Marra Ada · Nationalrat · 2022-06-02
Marra Ada · Nationalrat · Waadt · Sozialdemokratische Fraktion · 2022-06-02
Wortprotokoll
Votre commission a traité l'initiative parlementaire Grossen Jürg lors de sa séance d'octobre 2021 et lui a donné suite par 11 voix contre 9 et 2 abstentions. Malgré la décision de la Commission des institutions politiques du Conseil des Etats de ne pas lui donner suite, notre commission a confirmé sa volonté d'y donner suite en mars 2022 par un vote encore plus clair, soit par 18 voix contre 7.
Cela a déjà été dit: l'initiative vise à ce que la législation soit adaptée afin qu'il soit possible de vérifier lors de la présentation de la version définitive d'un projet de loi si le titre donné à cette loi dans sa version finale est encore adapté à son contenu. Si ce n'est pas le cas ou si le titre ne correspond qu'en partie au contenu, il sera adapté en conséquence avant le vote final au Parlement.
Actuellement, les titres des projets d'actes, notamment des projets de loi examinés par le Parlement, sont fixés avant les débats parlementaires et ne sont plus modifiés. Si le Parlement apporte des amendements importants, il peut arriver qu'un titre ne corresponde plus, ou alors qu'en partie, au contenu de la loi, ce qui pose problème lorsqu'un référendum aboutit et que le projet de loi est ensuite mis en votation.

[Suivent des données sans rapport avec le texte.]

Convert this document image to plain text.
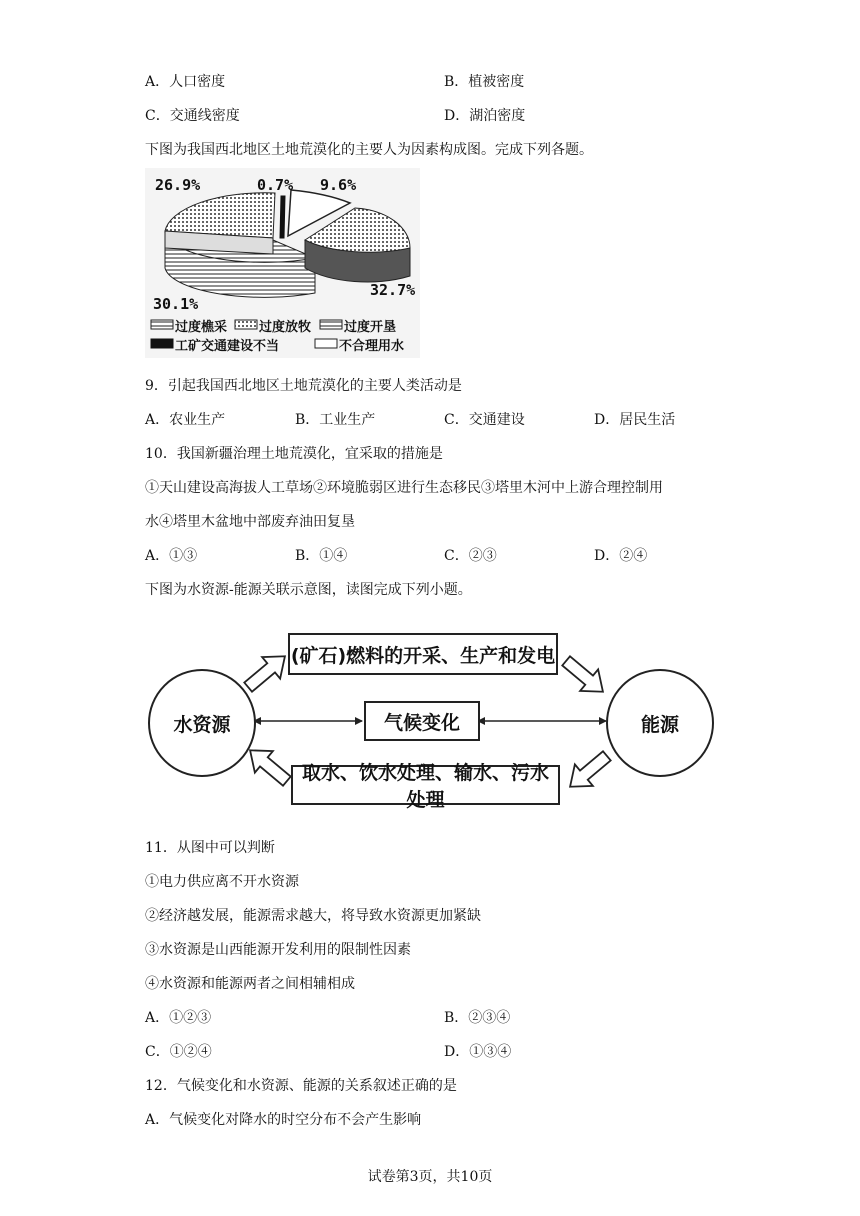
A．人口密度	B．植被密度
C．交通线密度	D．湖泊密度
下图为我国西北地区土地荒漠化的主要人为因素构成图。完成下列各题。
26.9%	0.7% 9.6%
30.1%
32.7%
过度樵采 过度放牧	过度开垦
工矿交通建设不当	不合理用水
9．引起我国西北地区土地荒漠化的主要人类活动是
A．农业生产	B．工业生产	C．交通建设	D．居民生活
10．我国新疆治理土地荒漠化，宜采取的措施是
①天山建设高海拔人工草场②环境脆弱区进行生态移民③塔里木河中上游合理控制用
水④塔里木盆地中部废弃油田复垦
A．①③	B．①④	C．②③	D．②④
下图为水资源-能源关联示意图，读图完成下列小题。
水资源	能源
(矿石)燃料的开采、生产和发电
气候变化
取水、饮水处理、输水、污水处理
11．从图中可以判断
①电力供应离不开水资源
②经济越发展，能源需求越大，将导致水资源更加紧缺
③水资源是山西能源开发利用的限制性因素
④水资源和能源两者之间相辅相成
A．①②③	B．②③④
C．①②④	D．①③④
12．气候变化和水资源、能源的关系叙述正确的是
A．气候变化对降水的时空分布不会产生影响
试卷第3页，共10页
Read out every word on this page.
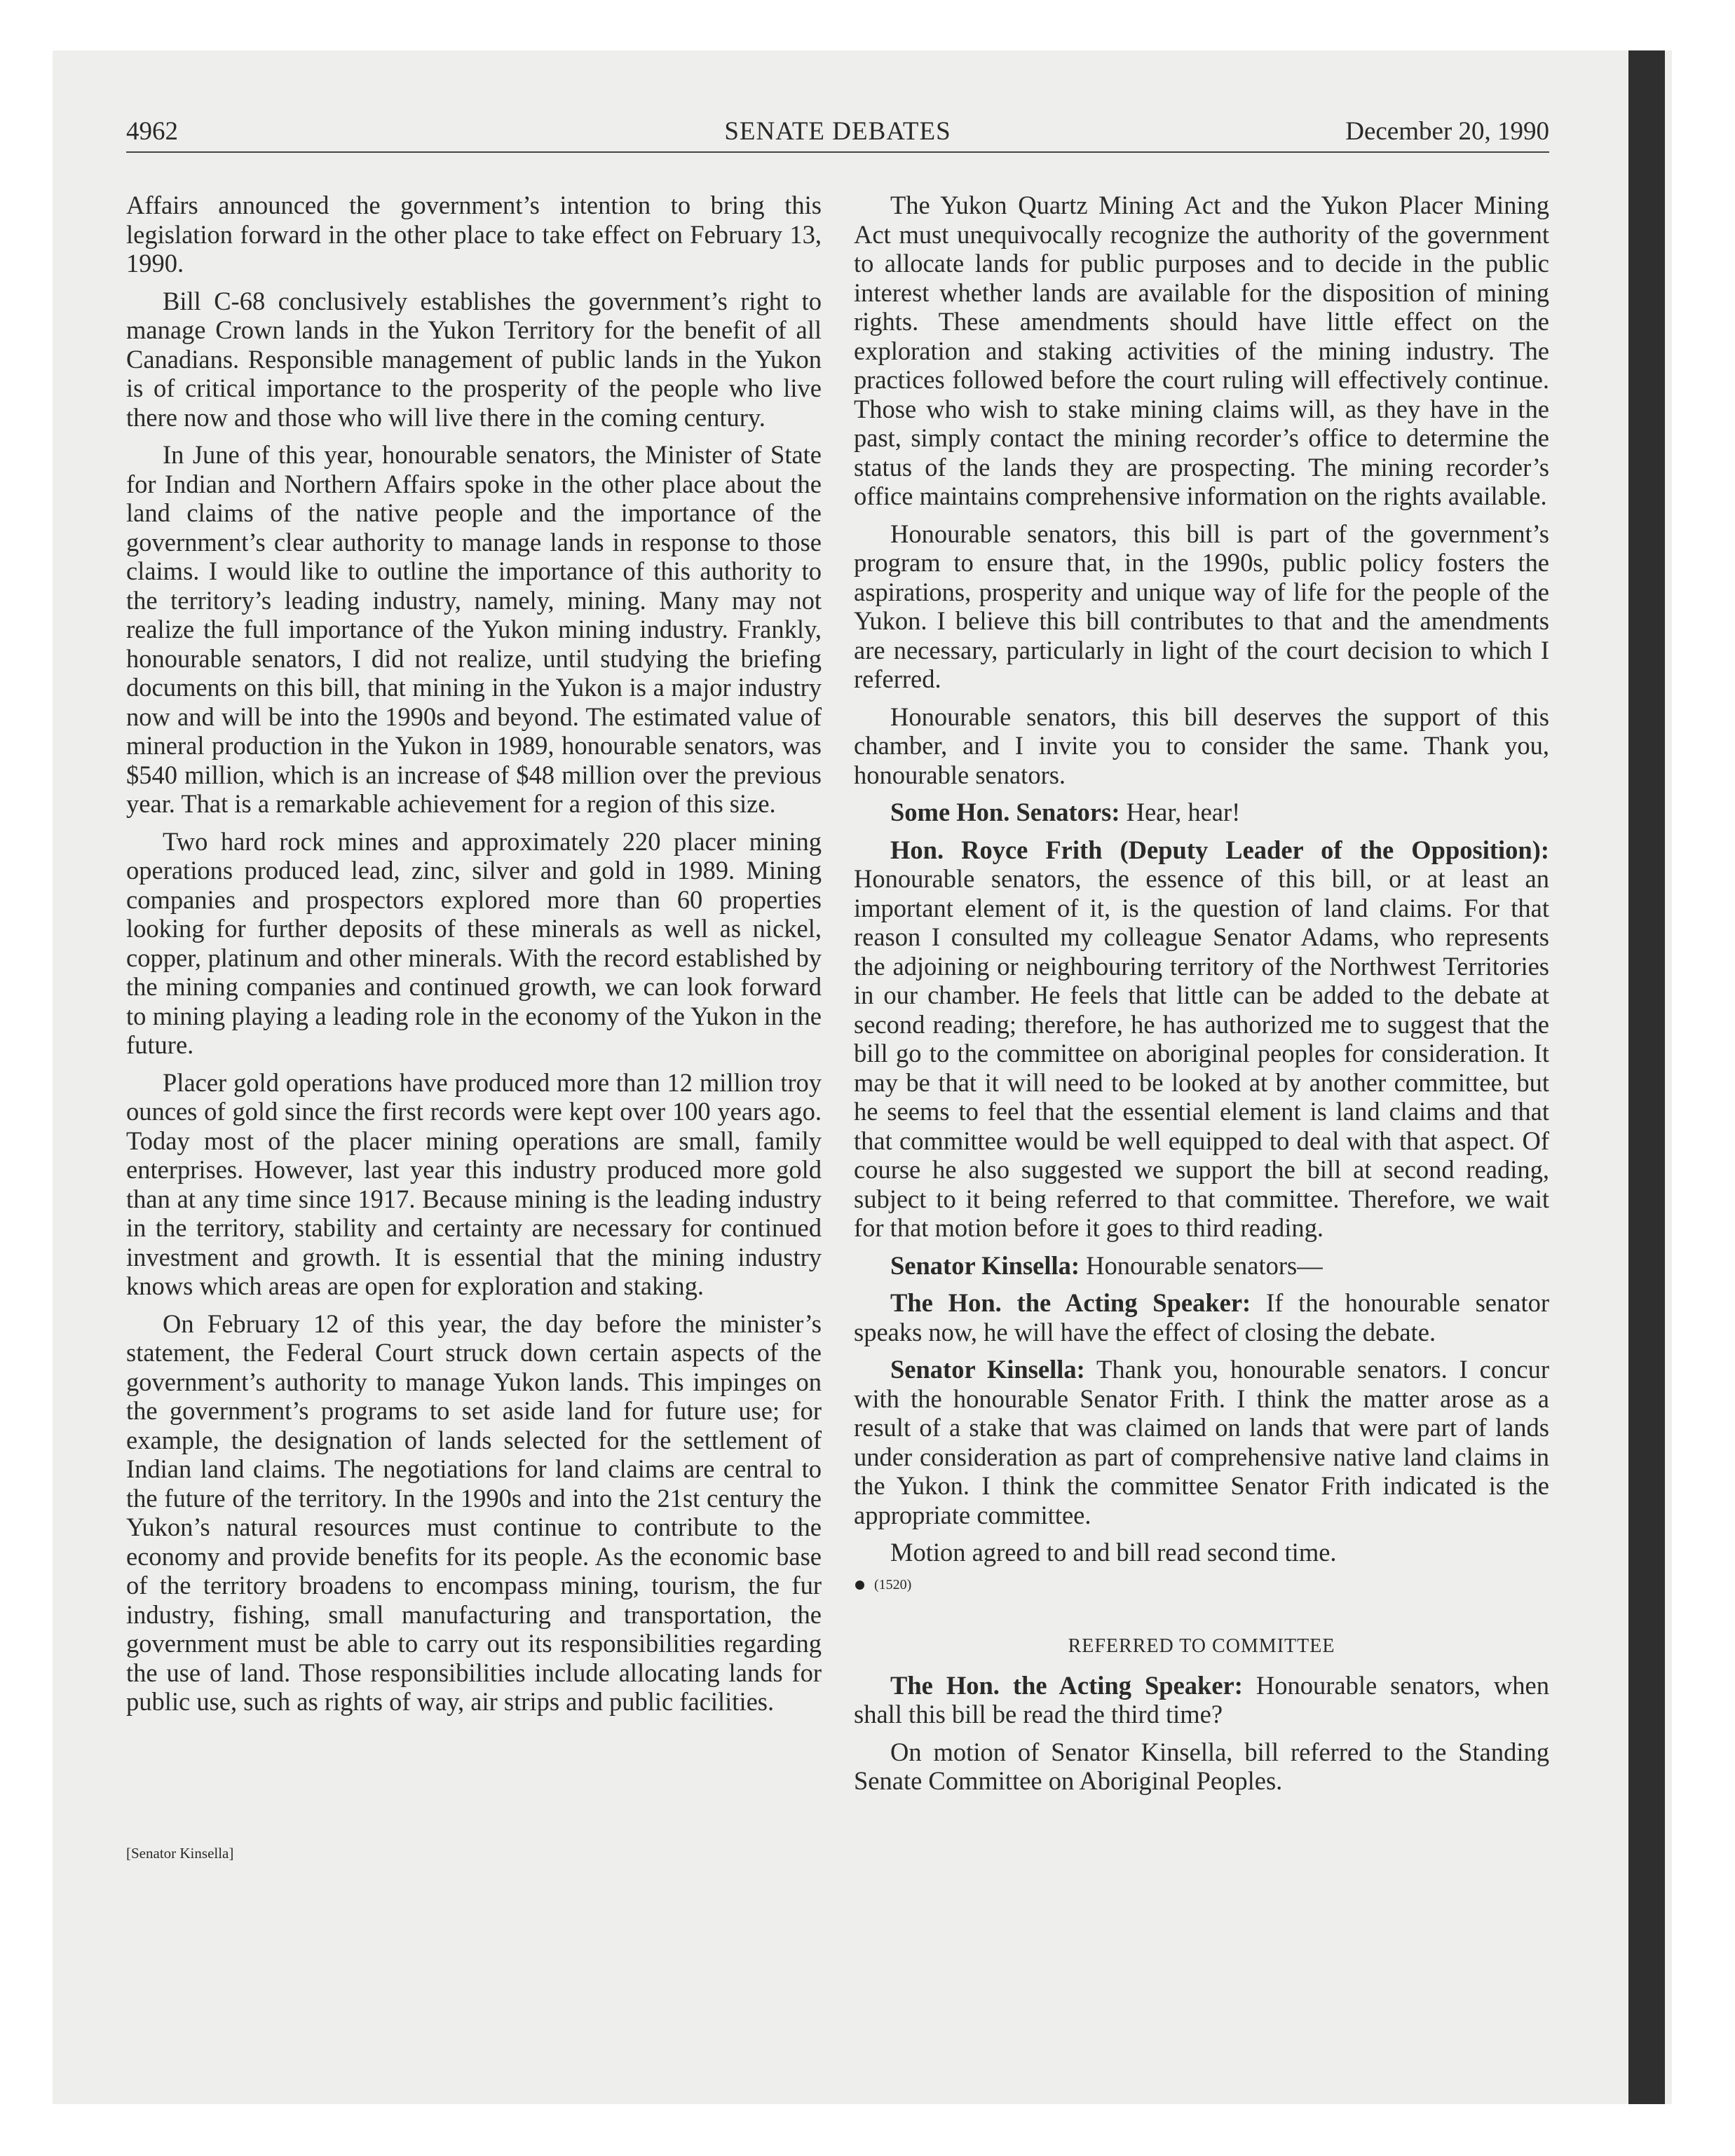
4962	SENATE DEBATES	December 20, 1990

Affairs announced the government’s intention to bring this legislation forward in the other place to take effect on February 13, 1990.

Bill C-68 conclusively establishes the government’s right to manage Crown lands in the Yukon Territory for the benefit of all Canadians. Responsible management of public lands in the Yukon is of critical importance to the prosperity of the people who live there now and those who will live there in the coming century.

In June of this year, honourable senators, the Minister of State for Indian and Northern Affairs spoke in the other place about the land claims of the native people and the importance of the government’s clear authority to manage lands in response to those claims. I would like to outline the importance of this authority to the territory’s leading industry, namely, mining. Many may not realize the full importance of the Yukon mining industry. Frankly, honourable senators, I did not realize, until studying the briefing documents on this bill, that mining in the Yukon is a major industry now and will be into the 1990s and beyond. The estimated value of mineral production in the Yukon in 1989, honourable senators, was $540 million, which is an increase of $48 million over the previous year. That is a remarkable achievement for a region of this size.

Two hard rock mines and approximately 220 placer mining operations produced lead, zinc, silver and gold in 1989. Mining companies and prospectors explored more than 60 properties looking for further deposits of these minerals as well as nickel, copper, platinum and other minerals. With the record established by the mining companies and continued growth, we can look forward to mining playing a leading role in the economy of the Yukon in the future.

Placer gold operations have produced more than 12 million troy ounces of gold since the first records were kept over 100 years ago. Today most of the placer mining operations are small, family enterprises. However, last year this industry produced more gold than at any time since 1917. Because mining is the leading industry in the territory, stability and certainty are necessary for continued investment and growth. It is essential that the mining industry knows which areas are open for exploration and staking.

On February 12 of this year, the day before the minister’s statement, the Federal Court struck down certain aspects of the government’s authority to manage Yukon lands. This impinges on the government’s programs to set aside land for future use; for example, the designation of lands selected for the settlement of Indian land claims. The negotiations for land claims are central to the future of the territory. In the 1990s and into the 21st century the Yukon’s natural resources must continue to contribute to the economy and provide benefits for its people. As the economic base of the territory broadens to encompass mining, tourism, the fur industry, fishing, small manufacturing and transportation, the government must be able to carry out its responsibilities regarding the use of land. Those responsibilities include allocating lands for public use, such as rights of way, air strips and public facilities.

[Senator Kinsella]

The Yukon Quartz Mining Act and the Yukon Placer Mining Act must unequivocally recognize the authority of the government to allocate lands for public purposes and to decide in the public interest whether lands are available for the disposition of mining rights. These amendments should have little effect on the exploration and staking activities of the mining industry. The practices followed before the court ruling will effectively continue. Those who wish to stake mining claims will, as they have in the past, simply contact the mining recorder’s office to determine the status of the lands they are prospecting. The mining recorder’s office maintains comprehensive information on the rights available.

Honourable senators, this bill is part of the government’s program to ensure that, in the 1990s, public policy fosters the aspirations, prosperity and unique way of life for the people of the Yukon. I believe this bill contributes to that and the amendments are necessary, particularly in light of the court decision to which I referred.

Honourable senators, this bill deserves the support of this chamber, and I invite you to consider the same. Thank you, honourable senators.

Some Hon. Senators: Hear, hear!

Hon. Royce Frith (Deputy Leader of the Opposition): Honourable senators, the essence of this bill, or at least an important element of it, is the question of land claims. For that reason I consulted my colleague Senator Adams, who represents the adjoining or neighbouring territory of the Northwest Territories in our chamber. He feels that little can be added to the debate at second reading; therefore, he has authorized me to suggest that the bill go to the committee on aboriginal peoples for consideration. It may be that it will need to be looked at by another committee, but he seems to feel that the essential element is land claims and that that committee would be well equipped to deal with that aspect. Of course he also suggested we support the bill at second reading, subject to it being referred to that committee. Therefore, we wait for that motion before it goes to third reading.

Senator Kinsella: Honourable senators—

The Hon. the Acting Speaker: If the honourable senator speaks now, he will have the effect of closing the debate.

Senator Kinsella: Thank you, honourable senators. I concur with the honourable Senator Frith. I think the matter arose as a result of a stake that was claimed on lands that were part of lands under consideration as part of comprehensive native land claims in the Yukon. I think the committee Senator Frith indicated is the appropriate committee.

Motion agreed to and bill read second time.

(1520)
REFERRED TO COMMITTEE

The Hon. the Acting Speaker: Honourable senators, when shall this bill be read the third time?

On motion of Senator Kinsella, bill referred to the Standing Senate Committee on Aboriginal Peoples.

Disons-le d'emblée: toute votre commission reconnaît le problème qui s'est plusieurs fois posé à ce sujet. L'exemple le plus frappant qui a été évoqué est celui d'un objet au menu des votations de septembre 2020. Dans le titre du projet, de même que sur le bulletin de vote, il était question uniquement de la prise en compte fiscale des frais de garde des enfants par des tiers. Or, le Parlement avait ajouté un relèvement de la déduction fiscale générale pour enfant à la déduction pour frais de garde des enfants, c'est ce qui avait provoqué le lancement d'un référendum. Or, nulle mention de cela sur le bulletin de vote ou le titre du projet. C'est pourquoi la Commission des institutions politiques du Conseil national s'est déjà penchée sur cette initiative le 10 novembre 2020 et qu'elle était parvenue à la conclusion que la pratique de dénomination des lois devait être améliorée.
Les arguments d'alors et d'aujourd'hui sont les mêmes. Les titres des lois doivent servir la démocratie et la compréhension directe de l'objet soumis au vote. C'est dans l'intérêt de chacun de maintenir une démocratie de proximité et transparente.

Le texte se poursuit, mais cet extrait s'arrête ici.